Wednesday, September 15, 2021

Does the nature of "Market Makers" lean the profession towards the public good side of the public-private spectrum?

The benefits that registered market makers (MMs), or equivalent volatility suppliers, consign to the efficiency of the equity market is a concept that deserves careful consideration. MMs provide valuable liquidity to the stock exchange, and in doing so increase the functionality of the market. A primary aspect of MMs is that they are (for the most part) not profit-making entities, MMs are not speculating on the price of a stock, nor are they inclined to justify their actions with thoughtful due diligence. It is clear that a world without market makers would be a world with limited liquidity; the price formation of a particular security would be feeble, susceptible to the daily fluctuations in the proclivity of an individual to sell their securities to a buyer (or vice versa). This promotes the idea that Market Makers serve, in some sense, as a public good as the positive externalities (efficient and highly liquid markets) that result from their actions seem to surpass the negative ones.

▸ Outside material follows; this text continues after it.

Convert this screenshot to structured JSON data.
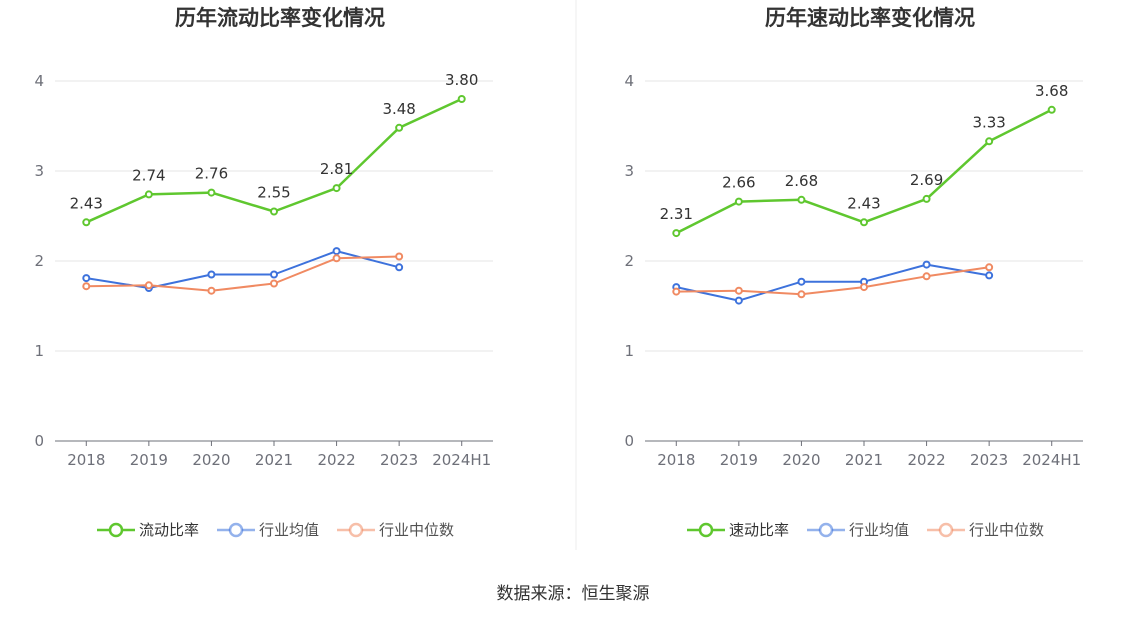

Since the efficiency of the market depends on MMs, there is justified support for regulation via policy. One example of this is the 2019 Lead Market Maker (LMM) incentive program, a program the CBOE deployed to incentivize Market Makers to meet liquidity and market quality metrics. If Market Makers are rewarded for their ability to supply efficient markets, does that remove them from the discussion of being a public good? I’d surmise no; incentives are used often to reform and ensure the proficient caliber of public goods. Regulating Market Makers is a way that policy can ensure highly efficient markets, though sometimes this regulation has not always yielded the results policy makers would hope for. Market Makers are non-rival in consumption (one person’s trading of a security via market maker assistance does not detract from the next person’s predilection to do so) and non-excludable (anyone who trades almost any stock is subjecting themselves to an inescapable realm of MMs.). This analysis leads me to believe that MMs are more towards the public good side of the public-private spectrum than they are towards the private good side.